Du café suspendu napolitain à une plateforme inclusive innovante
En Suisse, les personnes en précarité sont peu visibles et pourtant bien présentes, elles seraient 660 000, dont 14 000 rien qu’à Genève. On se souvient des files à Genève pour la distribution de colis alimentaires au début de la pandémie: tous leurs besoins n’ont pas disparu! Au-delà des tabous, que faire de concret, d’innovant et d’humain pour qu’ici en Suisse la vie des personnes pauvres soit plus dignes? Ma fille et moi avons imaginé une plateforme pour tenter à notre petite échelle de relever ce défi de la dignité des populations précaires.
Nous nous sommes inspirés des cafés suspendus offerts par les Napolitains pendant la Deuxième Guerre mondiale aux soldats épuisés et sans solde. Ces soldats pouvaient venir boire un café gratuit, dont le ticket était suspendu au comptoir. Remis au goût du jour, le concept est le suivant: Suspend’us, une plateforme numérique sur laquelle offrir anonymement un produit chez un commerçant, en le payant à l’avance pour une personne en précarité.
Aventure solidaire et bénévole, le projet repose sur le libre choix des personnes en précarité à consommer où elles veulent, ce qu’elles veulent. Parce que nous croyons fermement à la nécessité de renforcer leur dignité. Au début, nos premiers bénéficiaires se sont surtout tournés vers l’alimentation, mais à Nyon, notre ville pionnière et laboratoire, on voit de plus en plus de gens demander un soin dentaire, des lunettes de vue et même, au Grand-Saconnex… un bouquet pour fleurir une tombe.

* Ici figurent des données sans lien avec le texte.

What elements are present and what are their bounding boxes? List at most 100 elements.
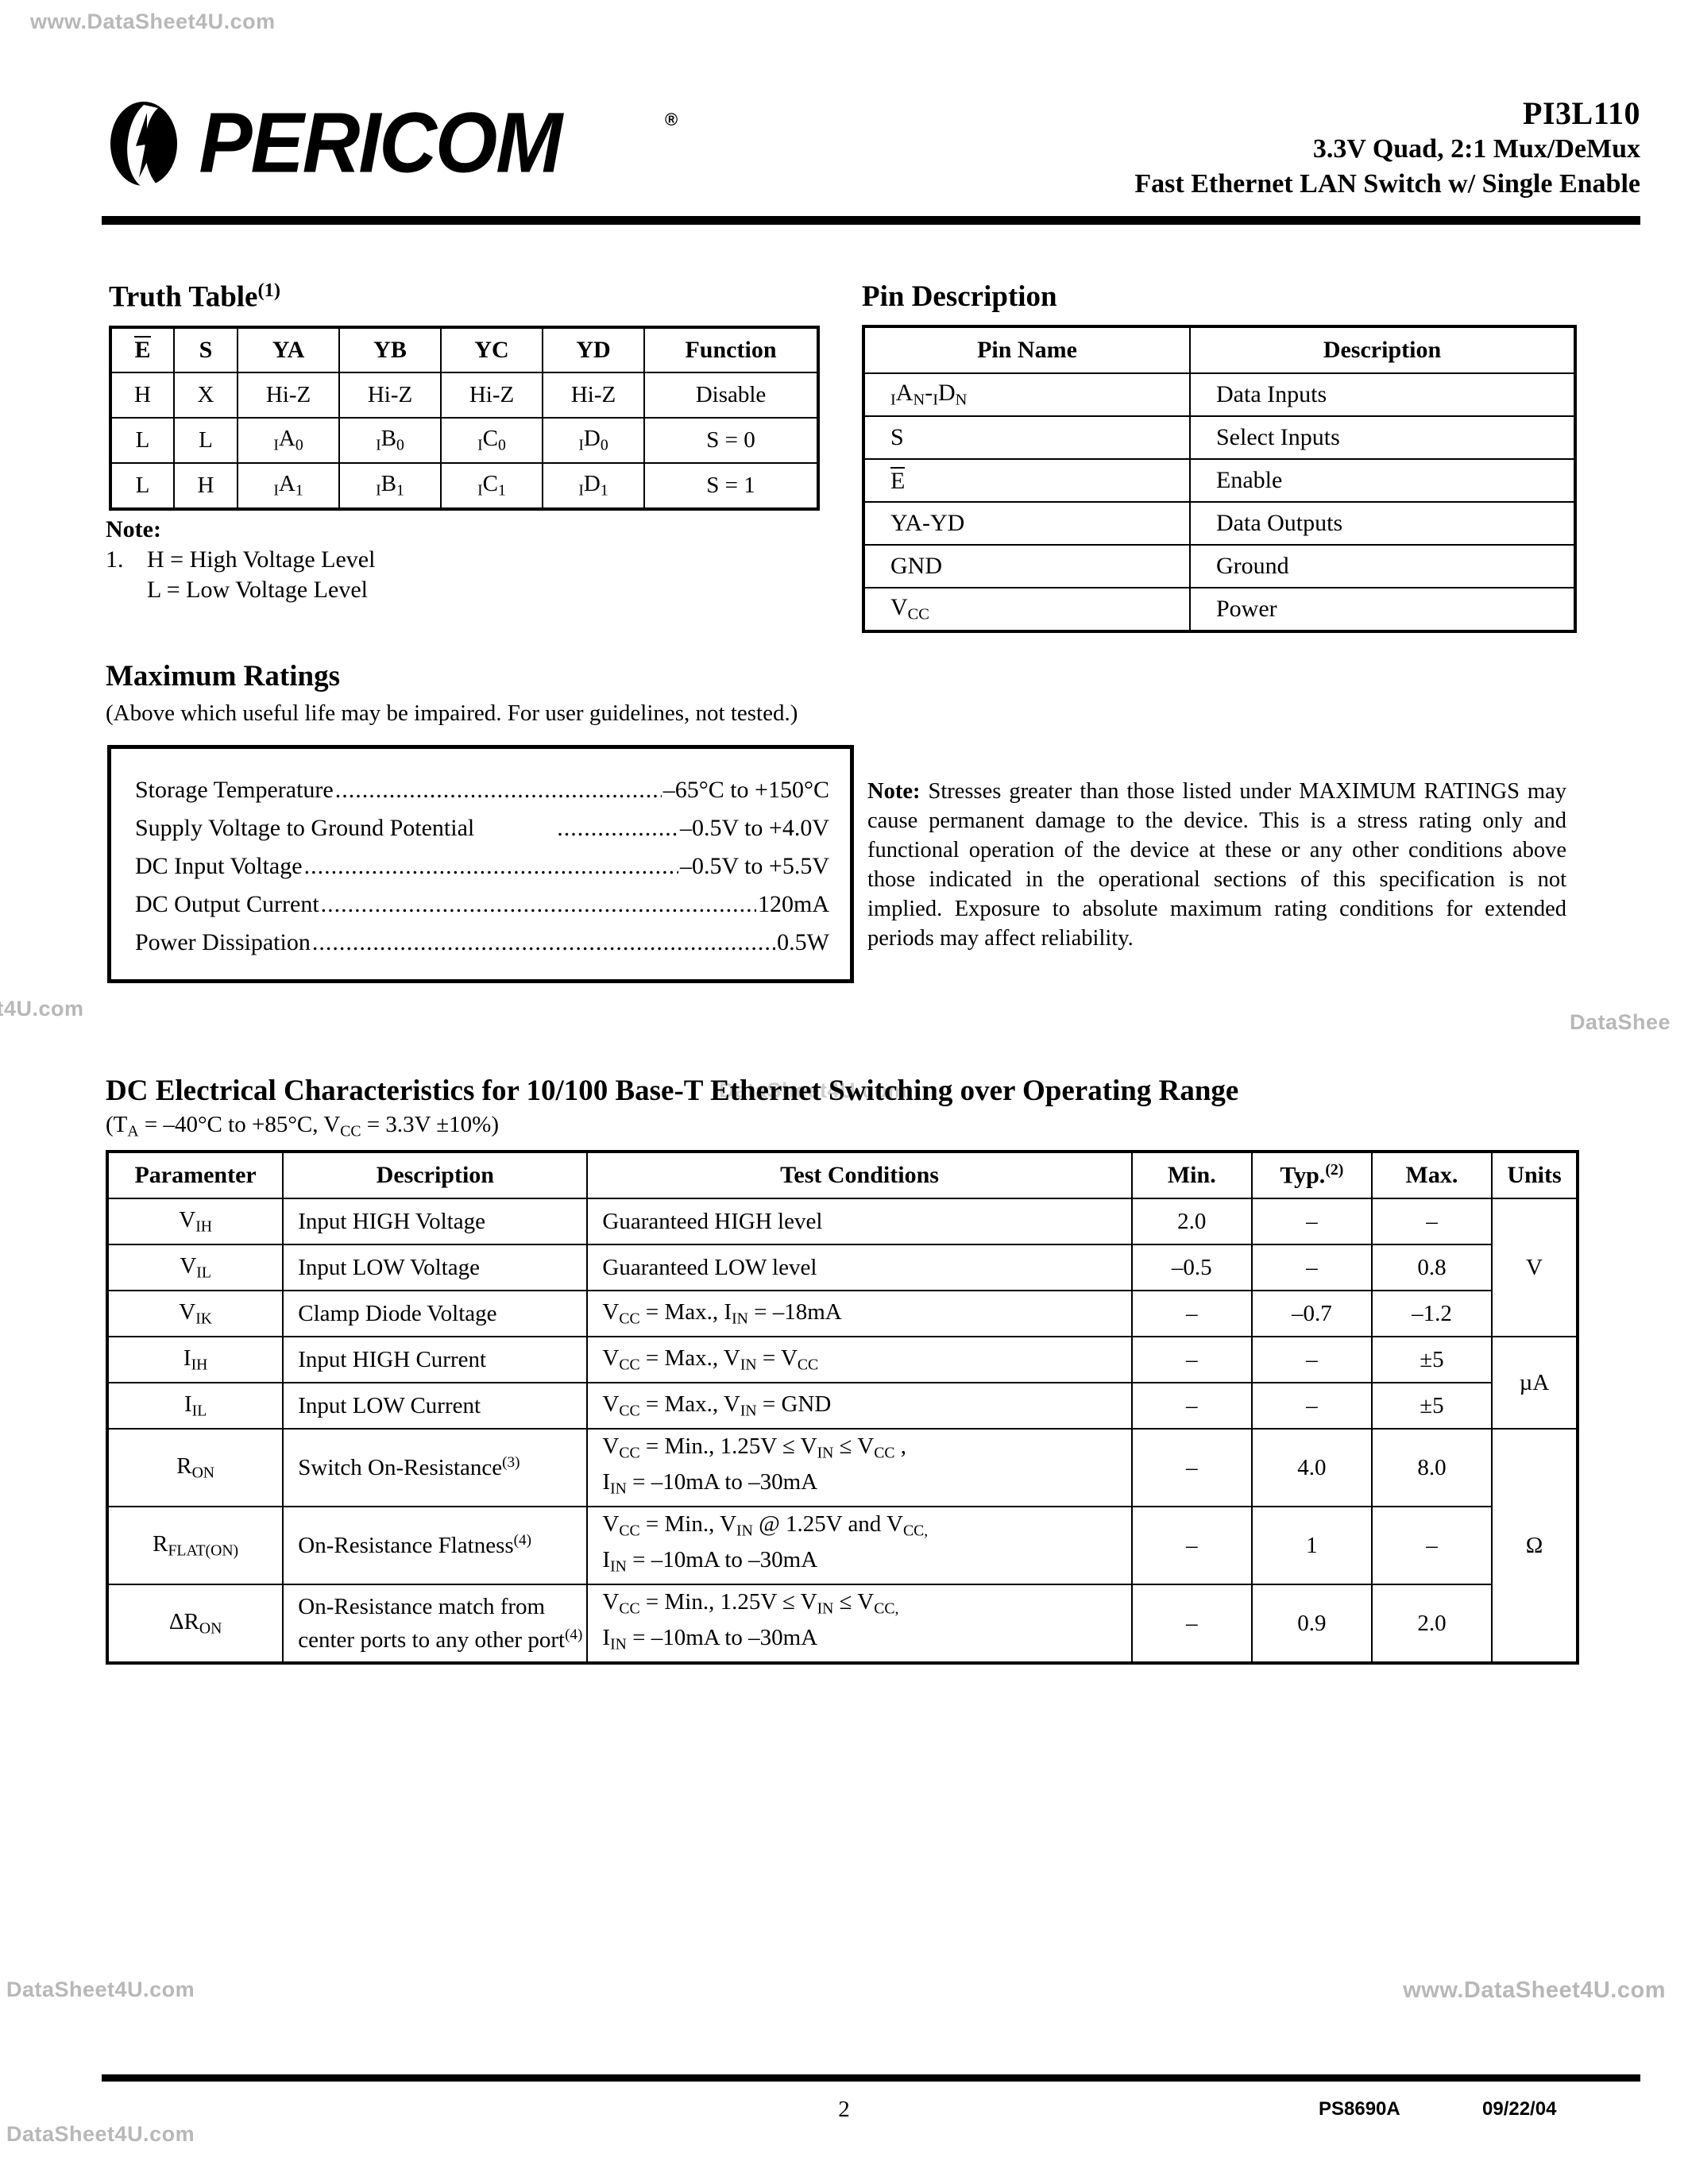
note-number-blank [106,575,147,605]
cell-test-conditions: Guaranteed LOW level [586,1244,1133,1291]
cell-yc: IC1 [440,461,543,510]
header-subtitle-1: 3.3V Quad, 2:1 Mux/DeMux [1312,134,1640,164]
watermark-mid-right: DataShee [1569,1010,1671,1034]
cell-description: On-Resistance Flatness(4) [282,1506,589,1585]
th-min: Min. [1130,1151,1253,1199]
maximum-ratings-title: Maximum Ratings [106,660,340,693]
maximum-ratings-subtitle: (Above which useful life may be impaired… [106,700,798,726]
pin-description-table: Pin Name Description IAN-IDN Data Inputs… [862,325,1577,633]
dc-characteristics-table: Paramenter Description Test Conditions M… [106,1150,1579,1665]
note-item-continued: L = Low Voltage Level [106,575,375,605]
cell-pin-name: E [863,458,1191,503]
cell-yc: Hi-Z [440,371,543,419]
list-item: Storage Temperature ....................… [135,771,829,809]
truth-table-title-text: Truth Table [109,280,258,314]
cell-test-conditions: VCC = Max., VIN = VCC [586,1336,1133,1383]
cell-max: – [1370,1198,1493,1245]
table-row: RFLAT(ON) On-Resistance Flatness(4) VCC … [106,1506,1578,1585]
cell-min: 2.0 [1130,1198,1253,1245]
cell-pin-desc: Select Inputs [1189,415,1576,460]
note-line-2: L = Low Voltage Level [147,577,368,603]
cell-e: L [110,416,175,464]
cell-e: L [110,461,175,510]
cell-parameter: VIL [106,1244,284,1291]
rating-label: DC Input Voltage [135,853,303,879]
cell-min: – [1130,1382,1253,1430]
cell-max: ±5 [1370,1382,1493,1430]
dc-characteristics-section: Paramenter Description Test Conditions M… [106,1150,1579,1665]
cell-test-conditions: VCC = Min., 1.25V ≤ VIN ≤ VCC, IIN = –10… [586,1584,1133,1664]
header-title-block: PI3L110 3.3V Quad, 2:1 Mux/DeMux Fast Et… [1134,95,1640,202]
table-row: S Select Inputs [863,415,1576,460]
table-row: RON Switch On-Resistance(3) VCC = Min., … [106,1428,1578,1664]
pericom-logo: PERICOM ® [109,100,697,187]
note-line-1: H = High Voltage Level [147,546,376,573]
cell-pin-desc: Ground [1189,544,1576,588]
cell-typ: 1 [1250,1506,1373,1585]
maximum-ratings-note: Note: Stresses greater than those listed… [867,777,1566,953]
cell-typ: 0.9 [1250,1584,1373,1664]
cell-max: – [1370,1506,1493,1585]
truth-table-section: Truth Table(1) E S YA YB YC YD Function … [109,280,820,511]
truth-table-header-row: E S YA YB YC YD Function [110,326,819,373]
leader-dots: ........................................… [311,929,776,955]
cell-description: Clamp Diode Voltage [282,1290,589,1337]
table-row: H X Hi-Z Hi-Z Hi-Z Hi-Z Disable [110,371,819,419]
cell-pin-desc: Power [1189,587,1576,632]
cell-pin-name: VCC [863,587,1191,632]
document-code: PS8690A [1319,2098,1400,2120]
watermark-bottom-right: www.DataSheet4U.com [1403,1978,1666,2003]
cell-parameter: IIH [106,1336,284,1383]
cell-test-conditions: VCC = Min., VIN @ 1.25V and VCC, IIN = –… [586,1506,1133,1585]
cell-description: Switch On-Resistance(3) [282,1428,589,1507]
th-units: Units [1491,1151,1578,1199]
maximum-ratings-box: Storage Temperature ....................… [107,745,854,983]
cell-yc: IC0 [440,416,543,464]
cell-units: Ω [1491,1428,1578,1664]
th-enable: E [110,326,175,373]
th-yd: YD [542,326,645,373]
cell-typ: – [1250,1382,1373,1430]
cell-min: – [1130,1290,1253,1337]
cell-max: –1.2 [1370,1290,1493,1337]
cell-pin-desc: Enable [1189,458,1576,503]
cell-min: – [1130,1584,1253,1664]
pin-description-section: Pin Description Pin Name Description IAN… [862,280,1577,633]
cell-typ: –0.7 [1250,1290,1373,1337]
th-test-conditions: Test Conditions [586,1151,1133,1199]
th-max: Max. [1370,1151,1493,1199]
cell-ya: Hi-Z [237,371,340,419]
cell-yd: ID1 [542,461,645,510]
cell-yb: IB0 [338,416,442,464]
cell-pin-name: S [863,415,1191,460]
rating-value: 120mA [758,891,829,917]
th-pin-desc: Description [1189,326,1576,374]
th-typ: Typ.(2) [1250,1151,1373,1199]
cell-test-conditions: Guaranteed HIGH level [586,1198,1133,1245]
part-number: PI3L110 [1523,95,1640,131]
table-row: VCC Power [863,587,1576,632]
cell-yb: Hi-Z [338,371,442,419]
rating-label: DC Output Current [135,891,319,917]
list-item: DC Output Current ......................… [135,886,829,924]
note-text: Stresses greater than those listed under… [867,779,1566,951]
leader-dots: ........................................… [303,853,678,879]
table-row: YA-YD Data Outputs [863,501,1576,546]
table-row: ΔRON On-Resistance match from center por… [106,1584,1578,1664]
pin-description-title: Pin Description [862,280,1057,313]
th-select: S [173,326,238,373]
cell-max: ±5 [1370,1336,1493,1383]
rating-label: Power Dissipation [135,929,311,955]
cell-parameter: ΔRON [106,1584,284,1664]
cell-description: Input LOW Current [282,1382,589,1430]
cell-test-conditions: VCC = Min., 1.25V ≤ VIN ≤ VCC , IIN = –1… [586,1428,1133,1507]
cell-description: Input HIGH Voltage [282,1198,589,1245]
cell-yd: ID0 [542,416,645,464]
cell-parameter: VIH [106,1198,284,1245]
table-row: VIH Input HIGH Voltage Guaranteed HIGH l… [106,1198,1578,1337]
svg-text:®: ® [665,110,678,129]
rating-value: –0.5V to +4.0V [679,815,829,841]
cell-description: Input HIGH Current [282,1336,589,1383]
list-item: DC Input Voltage .......................… [135,847,829,886]
cell-s: L [173,416,238,464]
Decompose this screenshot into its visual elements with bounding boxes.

La dignité par le libre choix
Les bénéficiaires ont la possibilité de s’offrir une coupe de cheveux tous les deux mois, un soin dentaire une fois par an, un panier de la ferme et un plein à l’épicerie une fois par semaine. A chacun d’y trouver son compte selon son envie, dans la limite des dons disponibles sur la plateforme et en présentant une carte Caritas ou une carte Suspend’us.
Après Nyon, nous avons convaincu la commune du
Grand-Saconnex, dans le canton de Genève, ainsi qu’Yverdonles-Bains sur Vaud. La ville de Fribourg suivra en septembre. Les villes sont en effet des partenaires incontournables. Pourquoi? Parce que ce projet d’utilité publique a besoin de visibilité et de crédibilité.
Pour la sélection des bénéficiaires, nous faisons toute confiance à Caritas Vaud et Fribourg, ainsi qu’à l’Hospice Général de Genève. D’autres associations locales se sont impliquées en distribuant nos cartes aux plus vulnérables: des sans-abri, des sans-papiers. Ici encore, l’idée est d’inclure et d’offrir l’accès à des produits et services à ceux qui en ont besoin, comme tout un chacun, sous forme de choix parmi nos offres. Il doit bien sûr s’agir de produits éthiques: pas de tabac, ni d’alcool, ni de billets de loterie! La
crédibilité du soutien est garantie, puisque nous limitons la consommation par catégorie de produits et par périodicité.
Dans notre système, les donateur·trice·s constituent une communauté humaine, anonyme et locale. Ce qu'ils et elles apprécient, c'est de choisir la catégorie de produits à laquelle est affecté leur don, ainsi que sa localisation dans le commerce de détail. Cela soutient l'économie locale, c'est la dimension circulaire du projet.
Les commerçants-partenaires sont aussi au coeur du système. En accueillant les bénéficiaires, ils s'engagent à offrir un sourire et à servir gratuitement le produit choisi par les personnes en précarité. Avec les dons qu'il reçoit, Suspend'us rembourse chaque commerçant en fin de mois, sans autre charge que la maintenance de la plateforme numérique.
Après neuf mois, le démarrage est prometteur, mais il faut désormais passer à l'échelon supérieur. Nous avons déjà plus de 200 bénéficiaires à Nyon et au Grand-Saconnex, une cinquantaine de commerçants-partenaires que vient de rejoindre, à Genève, le secteur alimentaire de Manor, ainsi que des dons qui approchent les 10 000 francs. C'est bien, mais ce n'est que le début. Nous espérons maintenant pérenniser notre aventure pour un monde où solidarité et inclusion sont concrètes: offrir 660 000 sourires grâce aux donateurs·trice·s, aux institutions publiques et aux entreprises de Suisse romande.
NB: Nous participerons à la soirée de levée de fonds organisée par le Fonds de dotation «Genève pour le bien commun» au Théâtre du Léman le 15 septembre.